One such example is The Busy Bee (1877-1886), a series of handwritten magazines that were collated by an editorial team and circulated, by mail, to a list of subscribers. The woman editor, Selina Mary Moor, used this magazine as a medium for her own creative endeavours, but also as a means of bringing together a community of likeminded friends and family. After each entry, subscribers were invited to comment on the submission – which provides amusing insight into the wider rapport of a late Victorian social circle.

Welcome to “The Art of Fiction” project website. Here, you can learn more about how the creativity of late Victorian Britain has inspired an investigation into the connections between women’s writing and the decorative arts in the second half of the nineteenth century. You will also be able to read The Busy Bee (launching in March 2024), which has been digitized and will be made openly accessible for the first time.

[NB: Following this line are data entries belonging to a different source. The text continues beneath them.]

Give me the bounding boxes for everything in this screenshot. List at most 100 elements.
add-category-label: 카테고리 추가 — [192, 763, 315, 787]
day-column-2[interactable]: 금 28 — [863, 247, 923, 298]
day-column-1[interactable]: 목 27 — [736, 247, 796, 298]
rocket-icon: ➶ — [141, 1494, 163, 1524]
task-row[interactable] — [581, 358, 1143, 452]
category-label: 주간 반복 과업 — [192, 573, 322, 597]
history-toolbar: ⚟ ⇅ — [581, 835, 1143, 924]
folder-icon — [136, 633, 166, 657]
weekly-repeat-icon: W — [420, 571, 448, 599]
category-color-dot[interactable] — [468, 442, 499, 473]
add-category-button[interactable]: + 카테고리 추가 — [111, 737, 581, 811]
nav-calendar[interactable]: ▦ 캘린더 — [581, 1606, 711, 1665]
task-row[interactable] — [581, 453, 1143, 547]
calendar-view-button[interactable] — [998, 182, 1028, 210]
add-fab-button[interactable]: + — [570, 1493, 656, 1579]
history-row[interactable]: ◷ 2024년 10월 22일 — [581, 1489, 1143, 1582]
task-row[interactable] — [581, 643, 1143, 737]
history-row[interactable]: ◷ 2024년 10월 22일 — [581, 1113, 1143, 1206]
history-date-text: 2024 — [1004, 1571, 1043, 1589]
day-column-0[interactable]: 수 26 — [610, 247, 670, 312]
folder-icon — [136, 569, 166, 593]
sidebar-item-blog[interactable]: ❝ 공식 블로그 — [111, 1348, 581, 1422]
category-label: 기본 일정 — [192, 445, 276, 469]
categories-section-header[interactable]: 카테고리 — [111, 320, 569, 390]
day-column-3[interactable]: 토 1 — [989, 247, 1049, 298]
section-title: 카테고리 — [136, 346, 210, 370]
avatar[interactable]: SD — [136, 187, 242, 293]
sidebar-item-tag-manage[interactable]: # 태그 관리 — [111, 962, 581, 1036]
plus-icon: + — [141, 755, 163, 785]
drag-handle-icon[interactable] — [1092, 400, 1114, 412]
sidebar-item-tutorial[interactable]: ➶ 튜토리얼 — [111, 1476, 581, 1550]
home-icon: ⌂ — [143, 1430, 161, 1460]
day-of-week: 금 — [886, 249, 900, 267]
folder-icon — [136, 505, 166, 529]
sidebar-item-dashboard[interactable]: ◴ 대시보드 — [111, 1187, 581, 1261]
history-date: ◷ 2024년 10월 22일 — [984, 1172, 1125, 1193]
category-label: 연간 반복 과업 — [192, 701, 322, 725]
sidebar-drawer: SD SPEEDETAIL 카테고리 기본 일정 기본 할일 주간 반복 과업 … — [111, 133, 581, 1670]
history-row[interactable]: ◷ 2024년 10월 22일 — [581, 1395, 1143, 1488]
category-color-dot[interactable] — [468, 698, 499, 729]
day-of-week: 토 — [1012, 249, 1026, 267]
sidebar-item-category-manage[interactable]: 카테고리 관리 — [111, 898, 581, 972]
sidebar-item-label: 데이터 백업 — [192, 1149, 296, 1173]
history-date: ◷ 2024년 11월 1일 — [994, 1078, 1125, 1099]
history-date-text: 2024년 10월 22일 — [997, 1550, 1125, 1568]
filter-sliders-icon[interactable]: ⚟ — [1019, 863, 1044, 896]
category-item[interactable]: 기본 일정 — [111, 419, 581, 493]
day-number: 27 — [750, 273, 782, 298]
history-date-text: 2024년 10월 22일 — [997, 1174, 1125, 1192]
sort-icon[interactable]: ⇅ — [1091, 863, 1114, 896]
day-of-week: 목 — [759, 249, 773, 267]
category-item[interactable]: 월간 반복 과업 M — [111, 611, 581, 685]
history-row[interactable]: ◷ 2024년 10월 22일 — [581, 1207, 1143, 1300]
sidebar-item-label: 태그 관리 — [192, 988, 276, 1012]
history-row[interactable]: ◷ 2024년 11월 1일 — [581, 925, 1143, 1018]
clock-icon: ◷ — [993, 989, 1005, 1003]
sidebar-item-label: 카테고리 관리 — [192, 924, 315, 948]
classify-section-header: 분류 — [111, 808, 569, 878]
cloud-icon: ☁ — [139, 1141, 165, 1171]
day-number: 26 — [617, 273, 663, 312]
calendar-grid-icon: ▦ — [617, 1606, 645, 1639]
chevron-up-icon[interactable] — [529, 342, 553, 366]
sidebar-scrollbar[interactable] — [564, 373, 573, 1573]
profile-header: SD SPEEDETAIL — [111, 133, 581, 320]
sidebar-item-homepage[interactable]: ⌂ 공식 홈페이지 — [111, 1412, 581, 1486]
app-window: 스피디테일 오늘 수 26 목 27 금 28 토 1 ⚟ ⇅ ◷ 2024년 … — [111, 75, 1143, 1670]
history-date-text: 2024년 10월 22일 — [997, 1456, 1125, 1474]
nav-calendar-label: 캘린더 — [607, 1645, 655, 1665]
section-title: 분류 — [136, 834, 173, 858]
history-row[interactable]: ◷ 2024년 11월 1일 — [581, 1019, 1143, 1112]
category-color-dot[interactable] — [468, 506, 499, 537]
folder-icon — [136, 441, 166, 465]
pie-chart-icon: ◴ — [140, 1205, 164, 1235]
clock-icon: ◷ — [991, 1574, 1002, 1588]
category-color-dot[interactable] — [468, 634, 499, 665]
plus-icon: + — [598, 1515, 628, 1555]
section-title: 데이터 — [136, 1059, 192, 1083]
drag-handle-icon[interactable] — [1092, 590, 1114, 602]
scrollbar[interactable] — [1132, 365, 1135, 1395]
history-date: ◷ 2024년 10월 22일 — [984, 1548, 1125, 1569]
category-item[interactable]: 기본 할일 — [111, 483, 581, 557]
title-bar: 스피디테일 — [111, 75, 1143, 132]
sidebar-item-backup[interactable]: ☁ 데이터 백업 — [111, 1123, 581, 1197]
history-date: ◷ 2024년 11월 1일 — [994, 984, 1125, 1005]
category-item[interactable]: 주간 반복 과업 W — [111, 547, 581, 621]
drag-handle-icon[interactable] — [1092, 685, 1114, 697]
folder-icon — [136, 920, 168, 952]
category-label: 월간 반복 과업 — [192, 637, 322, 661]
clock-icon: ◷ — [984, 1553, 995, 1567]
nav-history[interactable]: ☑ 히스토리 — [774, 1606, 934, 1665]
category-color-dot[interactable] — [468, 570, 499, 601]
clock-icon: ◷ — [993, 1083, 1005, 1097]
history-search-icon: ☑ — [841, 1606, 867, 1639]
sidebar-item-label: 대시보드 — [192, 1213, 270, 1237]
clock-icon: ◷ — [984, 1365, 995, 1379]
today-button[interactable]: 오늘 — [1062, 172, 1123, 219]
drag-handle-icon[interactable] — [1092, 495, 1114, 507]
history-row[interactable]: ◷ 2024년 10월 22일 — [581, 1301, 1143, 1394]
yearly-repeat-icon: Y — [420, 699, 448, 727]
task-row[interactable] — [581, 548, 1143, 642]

You can also learn more about how to get involved with our “Patchwork Object Project”, a contemporary artwork that will be designed by Ruth Broadway and made from collaboratively sourced patches. To fit with the broader project themes, we invite you to submit a piece of material that responds to the theme of ‘women’s creative identities’. This patch will be stitched into a larger work that will be displayed at MAKE Southwest in early 2025 (see our Events page for further information). A photograph of your patch, along with its story, will be digitised and made available via our website as a record of the many stories that the “Patchwork Object” will wield.

Our project examines collaborative art making, and in doing so, it examines forms of artistic production that were neglected or considered inferior because associated with the feminine, the popular and the everyday.